Kamis, 21 Februari 2008

Dari Pemilu Pakistan yang Tanpa Benazir Bhutto:

:::::::::::::::::::::::::::::::::::::::::::::::::::::::::::::::::::::::::::::::::
Benazir Bhutto, Perempuan, dan Demokrasi

Oleh: Nurani Soyomukti

Pemilu Pakistan yang diadakan pada 18 Februari 2008 merupakan pemilu yang ditunda setelah Benazir Bhutto dibunuh pada 27 Desember 2008. Penundaan dilakukan akibat kemarahan massa pendukung Benazir yang memuncak pada kerusuhan di berbagai kota, yang mengakibatkan banyak kerusakan pada prasarana pemilihan umum, misalnya kantor-kantor “Komisi Pemilihan Umum” Pakistan.

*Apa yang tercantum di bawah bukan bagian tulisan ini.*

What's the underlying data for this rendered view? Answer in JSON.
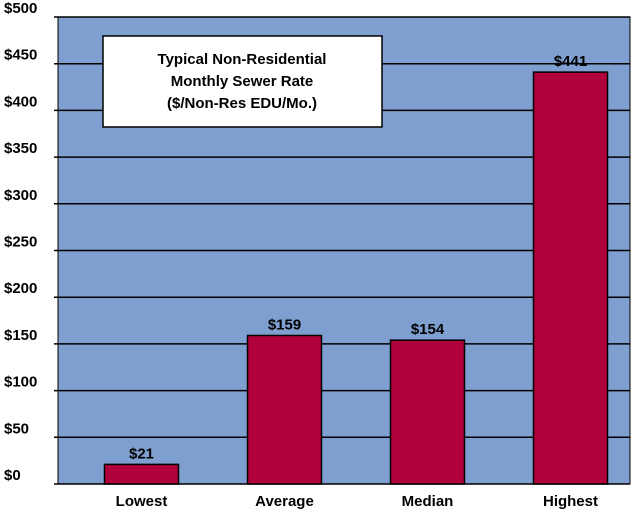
{
  "chart_data": {
    "type": "bar",
    "title": [
      "Typical Non-Residential",
      "Monthly Sewer Rate"
    ],
    "subtitle": "($/Non-Res EDU/Mo.)",
    "categories": [
      "Lowest",
      "Average",
      "Median",
      "Highest"
    ],
    "values": [
      21,
      159,
      154,
      441
    ],
    "value_labels": [
      "$21",
      "$159",
      "$154",
      "$441"
    ],
    "color": "#b0003a",
    "background": "#7f9fd0",
    "ylim": [
      0,
      500
    ],
    "yticks": [
      {
        "value": 0,
        "label": "$0"
      },
      {
        "value": 50,
        "label": "$50"
      },
      {
        "value": 100,
        "label": "$100"
      },
      {
        "value": 150,
        "label": "$150"
      },
      {
        "value": 200,
        "label": "$200"
      },
      {
        "value": 250,
        "label": "$250"
      },
      {
        "value": 300,
        "label": "$300"
      },
      {
        "value": 350,
        "label": "$350"
      },
      {
        "value": 400,
        "label": "$400"
      },
      {
        "value": 450,
        "label": "$450"
      },
      {
        "value": 500,
        "label": "$500"
      }
    ],
    "grid": true
  }
}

Tetapi dalam sejarah Pakistan, kehadiran Benazir Bhutto dalam sejarah Pakistan dan bahkan sejarah politik dunia merupakan suat berkah sekaligus tanda. Berkah bagi rakyat Pakistan karena, bagaimanapun, apa yang dilakukan Benazir lebih baik ketimbang pemimpin lainnya yang kebanyakan mempraktekkan perilaku diktator, memasung demokrasi, dan menyebarkan ideologi kebencian berdasarkan sentiment agama dan suku di masyarakat yang seharusnya dididik untuk melihat persoalan secara objektif dan terbuka. Dunia modern membutuhkan para pemimpin seperti Bhutto, baik Benazir Bhutto maupun ayahnya Zulfikar Ali Bhutto. Mereka diidentifikasi sebagai pemimpin yang murni berasal dari kalangan sipil, nasionalis, dan karakter ideologi dan kebijakan politiknya bersifat kerakyatan alias membeka rakyat kecil.

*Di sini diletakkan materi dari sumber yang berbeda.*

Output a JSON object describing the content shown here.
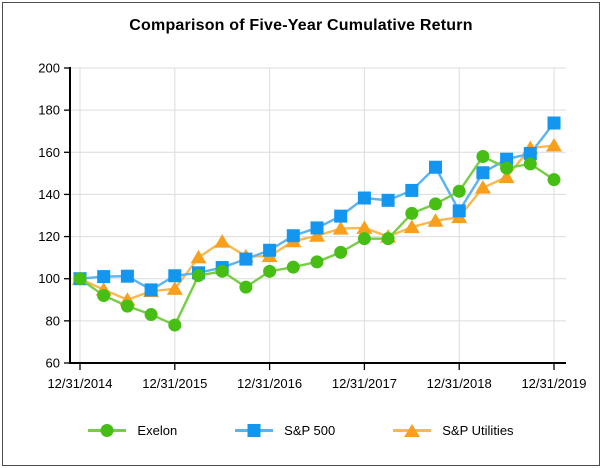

Meskipun telah meninggal, warisan demokrasi Bhutto tentunya masih melekat dikalangan rakyat, terutama mereka yang masih percaya bahwa demokrasi, bagaimanapun, merupakan sistem yang lebih baik dari pada fasisme dan pandangan keagamaan ekstrim yang tak mengenal toleransi dan menghalalkan kekerasan. Warisan inilah yang harganya mahal, yang dapat digunakan untuk merubah negeri Pakistan, yang nampaknya akan benar-benar jatuh ke tangan kaum fasis jika kaum demokratnya tidak bekerja keras untuk membangun gerakan demokrasi yang strategis dan taktis.

Sementara kehadiran Benazir adalah tanda karena kemunculannya dalam arena politik dunia seiring dengan diterimanya keterbukaan politik demokrasi yang berhembus pada tahun 1980-an. Gelombang demokrasi yang menurut Samuel Huntington, mau tak mau, akan melanda Negara manapun karena syarat-syarat kemajuan ilmu pengetahuan dan teknologi menyediakannya. Sejak Benazir hadir sebagai perempuan pertama yang menjadi presiden pertama di Negara Muslim, mungkin juga salah satu dari perempuan yang sangat sedikit mendapatkan posisi sebagai pemimpin di Negara-negara Ketiga, lalu masyarakat mulai terbuka pada hadirnya pemimpin perempuan.

Sebuah tanda kemajuan, tanda bahwa telah terjadi kesetaraan. Benazir telah memberikan inspirasi bagi Negara-negara Ketiga lainnya, termasuk Indonesia. Memasuki millennium baru, inspirasi Benazir kian meluas. Banyak Negara-negara Asia, Afrika, dan Amerika Latin yang dipimpin oleh kaum perempuan.

Berkah Globalisasi
Hembusan angin demokrasi memang memberikan kondisi politik baru di masyarakat dunia. Seiring dengan globalisasi yang membawa kemajuan ilmu pengetahuan dan teknologi, terutama informasi dan komunikasi, akan mengakibatkan mustahilnya membatasi ide-ide dan kesadaran akan adanya persamaan hak antara laki-laki perempuan. Selain itu, kesetaraan dan kebebasan itu sendiri merupakan suatu tujuan yang juga diperoleh melalui gerakan social-politik.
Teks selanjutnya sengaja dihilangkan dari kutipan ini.